It is reasonable to write non-functional requirements like this. But your partners are right that this isn't trivial to measure.
It is important to keep in mind how networks work. To make a REST API call you may need to perform DNS lookup, perform a TLS handshake, transmit a request, wait until the request is processed, and receive the response. All those steps take time. Aside from the processing of the server, these times largely depend on the network latency (colloquially the “ping”) and to some degree on the available bandwidth.
For the purpose of a requirement, we can now define a test scenario where those variables are fixed. E.g. we can a assume: A pretty atrocious round-trip ping of 400ms. Transmitted data has negligible size. A connection has already been established. We can then phrase a requirement such as “On a network connection with a round-trip time of no more than 400ms, the time to first byte for any request is less than 450ms”. That leaves 50ms for the server software to do its work.

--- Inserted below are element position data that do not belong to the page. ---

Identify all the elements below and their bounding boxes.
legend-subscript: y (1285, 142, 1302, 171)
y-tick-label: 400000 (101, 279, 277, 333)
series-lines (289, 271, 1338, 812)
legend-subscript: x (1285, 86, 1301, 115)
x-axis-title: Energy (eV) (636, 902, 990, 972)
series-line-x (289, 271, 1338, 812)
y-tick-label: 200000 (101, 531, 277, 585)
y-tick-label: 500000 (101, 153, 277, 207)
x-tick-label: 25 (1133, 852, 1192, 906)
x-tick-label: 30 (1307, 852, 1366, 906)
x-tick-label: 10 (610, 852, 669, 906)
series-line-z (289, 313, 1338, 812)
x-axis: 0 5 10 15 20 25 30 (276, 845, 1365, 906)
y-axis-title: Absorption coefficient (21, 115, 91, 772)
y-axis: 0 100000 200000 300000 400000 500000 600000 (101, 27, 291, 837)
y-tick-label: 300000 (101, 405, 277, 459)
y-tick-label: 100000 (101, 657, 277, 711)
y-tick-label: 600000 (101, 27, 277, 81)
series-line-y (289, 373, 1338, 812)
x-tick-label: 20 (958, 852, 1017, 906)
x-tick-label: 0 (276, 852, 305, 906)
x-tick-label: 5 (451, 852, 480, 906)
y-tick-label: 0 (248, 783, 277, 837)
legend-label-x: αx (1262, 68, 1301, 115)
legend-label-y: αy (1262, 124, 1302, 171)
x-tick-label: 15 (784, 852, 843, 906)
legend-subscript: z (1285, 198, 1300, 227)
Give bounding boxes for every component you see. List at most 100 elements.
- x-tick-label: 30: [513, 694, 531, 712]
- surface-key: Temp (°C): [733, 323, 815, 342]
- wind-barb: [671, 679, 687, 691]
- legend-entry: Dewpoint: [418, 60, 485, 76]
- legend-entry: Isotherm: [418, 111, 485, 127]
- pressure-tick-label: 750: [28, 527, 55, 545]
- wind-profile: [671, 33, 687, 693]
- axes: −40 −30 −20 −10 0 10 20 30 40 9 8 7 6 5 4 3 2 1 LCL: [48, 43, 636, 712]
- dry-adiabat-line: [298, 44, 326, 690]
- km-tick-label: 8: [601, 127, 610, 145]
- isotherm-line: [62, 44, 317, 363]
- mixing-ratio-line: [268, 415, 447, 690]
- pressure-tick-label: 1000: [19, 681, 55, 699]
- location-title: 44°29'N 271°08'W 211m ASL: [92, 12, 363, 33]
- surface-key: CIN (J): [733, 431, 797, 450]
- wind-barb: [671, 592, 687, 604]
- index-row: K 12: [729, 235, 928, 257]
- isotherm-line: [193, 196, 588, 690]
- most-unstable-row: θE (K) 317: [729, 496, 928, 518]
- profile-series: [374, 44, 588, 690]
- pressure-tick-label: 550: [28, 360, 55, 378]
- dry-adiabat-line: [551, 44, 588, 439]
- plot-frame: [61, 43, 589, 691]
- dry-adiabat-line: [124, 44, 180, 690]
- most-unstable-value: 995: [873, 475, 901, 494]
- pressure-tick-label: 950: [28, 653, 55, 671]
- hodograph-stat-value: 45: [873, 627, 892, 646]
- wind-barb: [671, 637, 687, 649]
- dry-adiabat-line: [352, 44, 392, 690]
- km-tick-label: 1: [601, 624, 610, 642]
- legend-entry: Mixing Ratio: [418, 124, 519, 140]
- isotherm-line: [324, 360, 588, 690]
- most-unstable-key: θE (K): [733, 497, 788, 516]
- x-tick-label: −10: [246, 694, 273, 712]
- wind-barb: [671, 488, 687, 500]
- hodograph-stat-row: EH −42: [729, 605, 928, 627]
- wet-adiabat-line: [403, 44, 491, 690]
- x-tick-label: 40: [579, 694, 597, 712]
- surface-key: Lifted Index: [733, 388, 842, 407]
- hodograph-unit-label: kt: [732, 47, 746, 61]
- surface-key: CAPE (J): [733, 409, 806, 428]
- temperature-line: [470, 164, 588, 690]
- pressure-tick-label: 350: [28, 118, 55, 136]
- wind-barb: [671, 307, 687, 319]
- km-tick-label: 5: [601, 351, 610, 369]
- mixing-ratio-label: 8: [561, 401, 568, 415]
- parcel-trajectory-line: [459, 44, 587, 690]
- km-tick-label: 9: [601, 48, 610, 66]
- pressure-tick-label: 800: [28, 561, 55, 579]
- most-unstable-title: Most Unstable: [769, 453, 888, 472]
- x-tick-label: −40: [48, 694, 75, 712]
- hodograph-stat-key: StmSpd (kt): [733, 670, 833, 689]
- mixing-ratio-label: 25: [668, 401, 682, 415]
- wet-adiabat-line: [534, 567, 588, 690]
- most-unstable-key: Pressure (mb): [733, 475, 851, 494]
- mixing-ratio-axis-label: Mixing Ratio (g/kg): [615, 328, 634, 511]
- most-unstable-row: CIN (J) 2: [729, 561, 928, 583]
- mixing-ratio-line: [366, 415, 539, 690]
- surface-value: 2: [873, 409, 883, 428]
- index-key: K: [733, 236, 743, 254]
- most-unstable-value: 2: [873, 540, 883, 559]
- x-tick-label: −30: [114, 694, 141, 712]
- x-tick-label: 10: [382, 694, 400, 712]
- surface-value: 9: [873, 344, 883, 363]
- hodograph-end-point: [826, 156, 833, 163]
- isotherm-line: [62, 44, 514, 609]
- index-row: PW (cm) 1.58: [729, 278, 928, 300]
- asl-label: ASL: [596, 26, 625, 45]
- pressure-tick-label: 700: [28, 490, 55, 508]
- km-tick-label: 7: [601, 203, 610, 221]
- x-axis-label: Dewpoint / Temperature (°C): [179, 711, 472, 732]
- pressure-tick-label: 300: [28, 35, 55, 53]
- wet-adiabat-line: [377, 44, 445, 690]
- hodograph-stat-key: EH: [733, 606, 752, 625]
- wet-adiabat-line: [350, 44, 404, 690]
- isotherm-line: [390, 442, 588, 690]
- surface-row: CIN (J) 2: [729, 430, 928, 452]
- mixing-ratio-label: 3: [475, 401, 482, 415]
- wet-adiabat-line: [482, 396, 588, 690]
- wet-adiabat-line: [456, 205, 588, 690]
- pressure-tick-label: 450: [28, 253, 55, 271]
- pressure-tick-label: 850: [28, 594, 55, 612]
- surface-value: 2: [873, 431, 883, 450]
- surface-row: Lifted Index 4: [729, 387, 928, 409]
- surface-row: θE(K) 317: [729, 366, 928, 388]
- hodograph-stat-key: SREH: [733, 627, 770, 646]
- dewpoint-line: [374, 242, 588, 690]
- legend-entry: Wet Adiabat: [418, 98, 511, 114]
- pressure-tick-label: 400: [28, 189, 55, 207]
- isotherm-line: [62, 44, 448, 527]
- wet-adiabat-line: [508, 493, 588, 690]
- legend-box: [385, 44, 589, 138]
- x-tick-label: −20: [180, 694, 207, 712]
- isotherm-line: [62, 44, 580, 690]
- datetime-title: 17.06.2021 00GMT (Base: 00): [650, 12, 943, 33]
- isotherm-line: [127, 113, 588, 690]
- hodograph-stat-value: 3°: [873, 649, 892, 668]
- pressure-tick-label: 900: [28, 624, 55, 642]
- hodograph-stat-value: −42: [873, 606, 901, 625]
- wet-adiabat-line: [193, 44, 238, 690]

Alternatively, we can assume that the timings are taken directly in front of the target server, so that the network is negligible. The response times could then be collected continuously and be displayed on a dashboard. We could phrase this requirement as “Ignoring any network effects, the server responds to any request within 50ms”.
Sometimes, exceptional circumstances occur, for example packet loss. So it is not reasonable to demand that this requirement is met for every connection, just for the majority of connections. Using an average response time is not sufficient because many requests may still experience very long response times, but they would be averaged away. Instead, it is common to use a percentile. Using the 95% or 99% percentile is common. Since this is a statistical metric you need a sampling window, for example 1 minute. We could now clarify this requirement:
Over any time window of 60 seconds, the 95th percentile response time of the server must be below 50ms. This is measurement ignores any network effects such as latency.
Note that the number of requests over that time period must be high enough that the chosen percentile is meaningful. E.g. if that time period only sees 5 requests, then the 95th percentile response time is more or less the same as the worst response time, but that metric is very sensitive to outliers and thus unsuitable. You want more than a handful of events above the chosen percentile for this metric to be meaningful. To get this you can either increase the sampling time to get more events or decrease the chosen percentile, but both actions decrease the sensitivity of this metric.
Specifying measurable response times is important because it is now possible to determine if there's degraded service or an outage. E.g. response times of 80 seconds are absolutely unacceptable for most use cases. While the service might technically be working, it does not satisfy your needs. When the service fails to meet the required response time, that is downtime that would count against your agreed upon uptime / service level agreement.